Dans les faits, seuls les prêtres, pasteurs et rabbins se conforment à la loi. Et l'État n'a jamais engagé de poursuites contre les imams qui procèdent à des unions sans que les conjoints soient passés devant le maire. Il ne se soucie pas non plus des représentants des autres religions dans la mesure où ceux-ci ne se font pas identifier : bouddhisme, hindouisme, religions africaines, témoins de Jéhovah...

L'État laïc valide sans sourciller les mariages conclus à l'étranger par des immigrants candidats à la carte de séjour ou à la carte de citoyen. Il ne se demande pas si ces mariages conclus à l'étranger sont conformes à l'éthique républicaine et aux principes d'humanité concernant en particulier l'âge de l'épousée et son consentement.

Or, de nombreux États légitiment au nom de la religion les mariages forcés de fillettes, la polygamie et la répudiation des épouses ; autant de dispositions contraires aux principes d'égalité entre l'homme et la femme. Qui plus est, les tribunaux français reconnaissent aux Marocains établis en France le droit de répudier leur épouse sur simple déclaration, par la vertu d'une convention entre le président François Mitterrand et le roi Hassan II en date du 10 août 1981.

La neutralité laïque voudrait que 1) l'État ne fasse cas d'aucun mariage autre que celui célébré à la mairie et 2) qu'à l'instant de solliciter une autorisation de séjour ou la nationalité française, les couples étrangers renouvellent leur engagement de mariage devant un officier d'état civil selon les lois de la République.

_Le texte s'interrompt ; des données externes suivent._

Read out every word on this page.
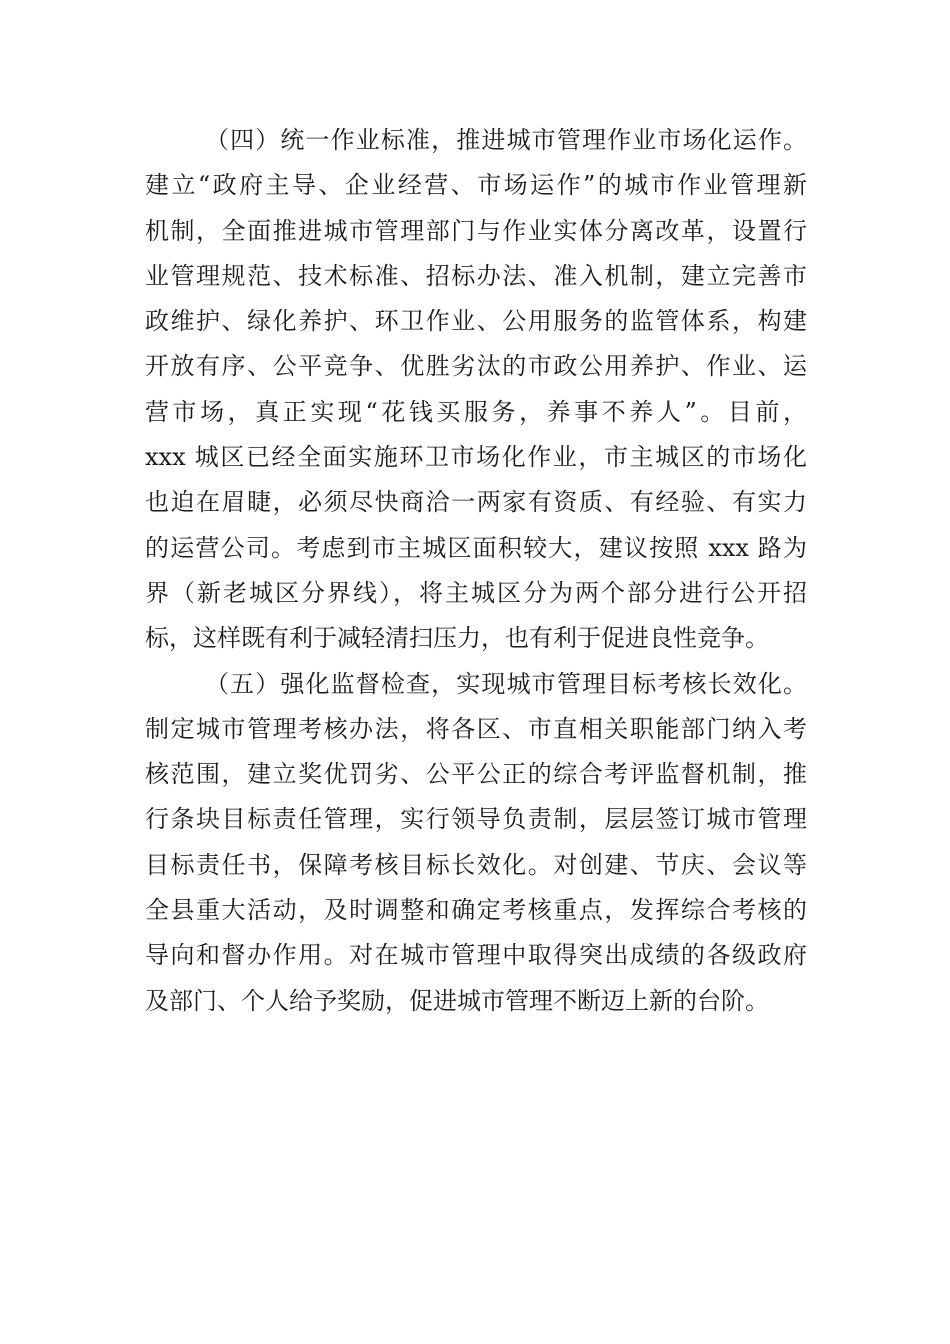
（四）统一作业标准，推进城市管理作业市场化运作。
建立“政府主导、企业经营、市场运作”的城市作业管理新
机制，全面推进城市管理部门与作业实体分离改革，设置行
业管理规范、技术标准、招标办法、准入机制，建立完善市
政维护、绿化养护、环卫作业、公用服务的监管体系，构建
开放有序、公平竞争、优胜劣汰的市政公用养护、作业、运
营市场，真正实现“花钱买服务，养事不养人”。目前，
xxx 城区已经全面实施环卫市场化作业，市主城区的市场化
也迫在眉睫，必须尽快商洽一两家有资质、有经验、有实力
的运营公司。考虑到市主城区面积较大，建议按照 xxx 路为
界（新老城区分界线），将主城区分为两个部分进行公开招
标，这样既有利于减轻清扫压力，也有利于促进良性竞争。
（五）强化监督检查，实现城市管理目标考核长效化。
制定城市管理考核办法，将各区、市直相关职能部门纳入考
核范围，建立奖优罚劣、公平公正的综合考评监督机制，推
行条块目标责任管理，实行领导负责制，层层签订城市管理
目标责任书，保障考核目标长效化。对创建、节庆、会议等
全县重大活动，及时调整和确定考核重点，发挥综合考核的
导向和督办作用。对在城市管理中取得突出成绩的各级政府
及部门、个人给予奖励，促进城市管理不断迈上新的台阶。
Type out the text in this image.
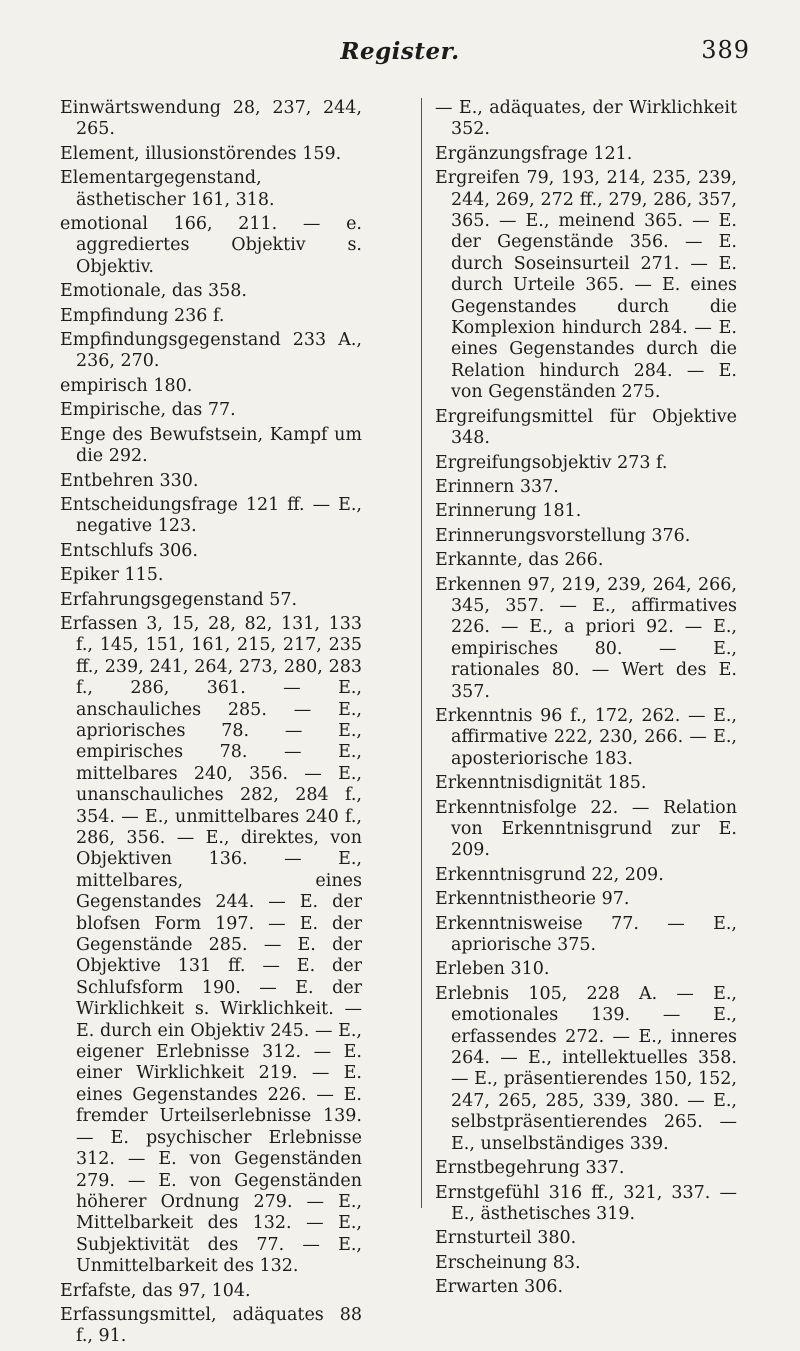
Register.	389

Einwärtswendung 28, 237, 244, 265.

Element, illusionstörendes 159.

Elementargegenstand, ästhetischer 161, 318.

emotional 166, 211. — e. aggrediertes Objektiv s. Objektiv.

Emotionale, das 358.

Empfindung 236 f.

Empfindungsgegenstand 233 A., 236, 270.

empirisch 180.

Empirische, das 77.

Enge des Bewufstsein, Kampf um die 292.

Entbehren 330.

Entscheidungsfrage 121 ff. — E., negative 123.

Entschlufs 306.

Epiker 115.

Erfahrungsgegenstand 57.

Erfassen 3, 15, 28, 82, 131, 133 f., 145, 151, 161, 215, 217, 235 ff., 239, 241, 264, 273, 280, 283 f., 286, 361. — E., anschauliches 285. — E., apriorisches 78. — E., empirisches 78. — E., mittelbares 240, 356. — E., unanschauliches 282, 284 f., 354. — E., unmittelbares 240 f., 286, 356. — E., direktes, von Objektiven 136. — E., mittelbares, eines Gegenstandes 244. — E. der blofsen Form 197. — E. der Gegenstände 285. — E. der Objektive 131 ff. — E. der Schlufsform 190. — E. der Wirklichkeit s. Wirklichkeit. — E. durch ein Objektiv 245. — E., eigener Erlebnisse 312. — E. einer Wirklichkeit 219. — E. eines Gegenstandes 226. — E. fremder Urteilserlebnisse 139. — E. psychischer Erlebnisse 312. — E. von Gegenständen 279. — E. von Gegenständen höherer Ordnung 279. — E., Mittelbarkeit des 132. — E., Subjektivität des 77. — E., Unmittelbarkeit des 132.

Erfafste, das 97, 104.

Erfassungsmittel, adäquates 88 f., 91.

— E., adäquates, der Wirklichkeit 352.

Ergänzungsfrage 121.

Ergreifen 79, 193, 214, 235, 239, 244, 269, 272 ff., 279, 286, 357, 365. — E., meinend 365. — E. der Gegenstände 356. — E. durch Soseinsurteil 271. — E. durch Urteile 365. — E. eines Gegenstandes durch die Komplexion hindurch 284. — E. eines Gegenstandes durch die Relation hindurch 284. — E. von Gegenständen 275.

Ergreifungsmittel für Objektive 348.

Ergreifungsobjektiv 273 f.

Erinnern 337.

Erinnerung 181.

Erinnerungsvorstellung 376.

Erkannte, das 266.

Erkennen 97, 219, 239, 264, 266, 345, 357. — E., affirmatives 226. — E., a priori 92. — E., empirisches 80. — E., rationales 80. — Wert des E. 357.

Erkenntnis 96 f., 172, 262. — E., affirmative 222, 230, 266. — E., aposteriorische 183.

Erkenntnisdignität 185.

Erkenntnisfolge 22. — Relation von Erkenntnisgrund zur E. 209.

Erkenntnisgrund 22, 209.

Erkenntnistheorie 97.

Erkenntnisweise 77. — E., apriorische 375.

Erleben 310.

Erlebnis 105, 228 A. — E., emotionales 139. — E., erfassendes 272. — E., inneres 264. — E., intellektuelles 358. — E., präsentierendes 150, 152, 247, 265, 285, 339, 380. — E., selbstpräsentierendes 265. — E., unselbständiges 339.

Ernstbegehrung 337.

Ernstgefühl 316 ff., 321, 337. — E., ästhetisches 319.

Ernsturteil 380.

Erscheinung 83.

Erwarten 306.
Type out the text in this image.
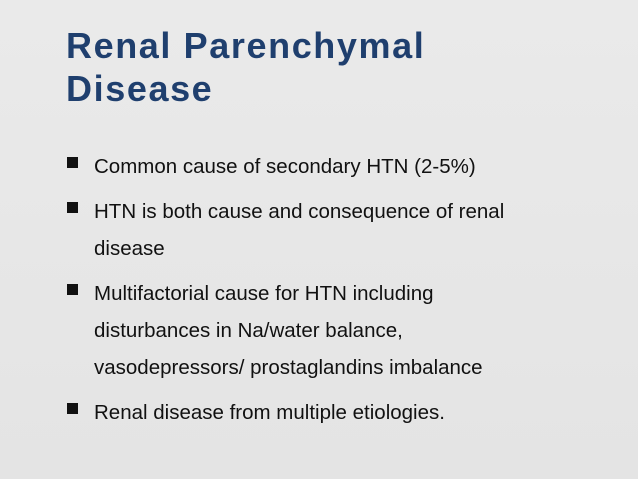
Renal Parenchymal
Disease
Common cause of secondary HTN (2-5%)
HTN is both cause and consequence of renal
disease
Multifactorial cause for HTN including
disturbances in Na/water balance,
vasodepressors/ prostaglandins imbalance
Renal disease from multiple etiologies.
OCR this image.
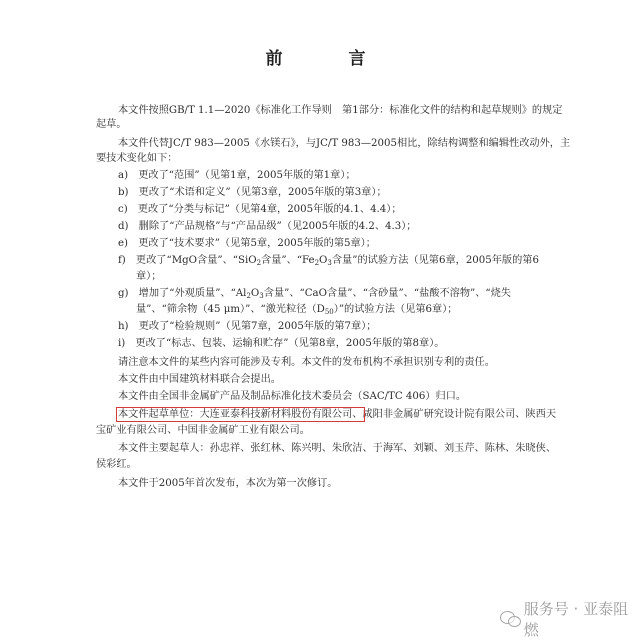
前 言
本文件按照GB/T 1.1—2020《标准化工作导则　第1部分：标准化文件的结构和起草规则》的规定
起草。
本文件代替JC/T 983—2005《水镁石》，与JC/T 983—2005相比，除结构调整和编辑性改动外，主
要技术变化如下：
a)　更改了“范围”（见第1章，2005年版的第1章）；
b)　更改了“术语和定义”（见第3章，2005年版的第3章）；
c)　更改了“分类与标记”（见第4章，2005年版的4.1、4.4）；
d)　删除了“产品规格”与“产品品级”（见2005年版的4.2、4.3）；
e)　更改了“技术要求”（见第5章，2005年版的第5章）；
f)　更改了“MgO含量”、“SiO$_2$含量”、“$Fe_2O_3$含量”的试验方法（见第6章，2005年版的第6
章）；
g)　增加了“外观质量”、“$Al_2O_3$含量”、“CaO含量”、“含砂量”、“盐酸不溶物”、“烧失
量”、“筛余物（45 μm）”、“激光粒径$(D_{50})$”的试验方法（见第6章）；
h)　更改了“检验规则”（见第7章，2005年版的第7章）；
i)　更改了“标志、包装、运输和贮存”（见第8章，2005年版的第8章）。
请注意本文件的某些内容可能涉及专利。本文件的发布机构不承担识别专利的责任。
本文件由中国建筑材料联合会提出。
本文件由全国非金属矿产品及制品标准化技术委员会（SAC/TC 406）归口。
本文件起草单位：大连亚泰科技新材料股份有限公司、咸阳非金属矿研究设计院有限公司、陕西天
宝矿业有限公司、中国非金属矿工业有限公司。
本文件主要起草人：孙忠祥、张红林、陈兴明、朱欣洁、于海军、刘颖、刘玉芹、陈林、朱晓侠、
侯彩红。
本文件于2005年首次发布，本次为第一次修订。
服务号 · 亚泰阻燃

Cette disposition, conjuguée à l'élévation de l'âge légal du mariage à 18 ans au lieu de 15 pour les femmes, mettrait un coup d'arrêt aux mariages forcés. 70.000 adolescentes issues de l'immigration seraient concernées par ces mariages forcés si l'on en croit le Haut Conseil à l'Intégration.

De telles dispositions deviennent indispensables pour que les citoyens français ne soient plus catalogués en fonction de leur religion d'origine.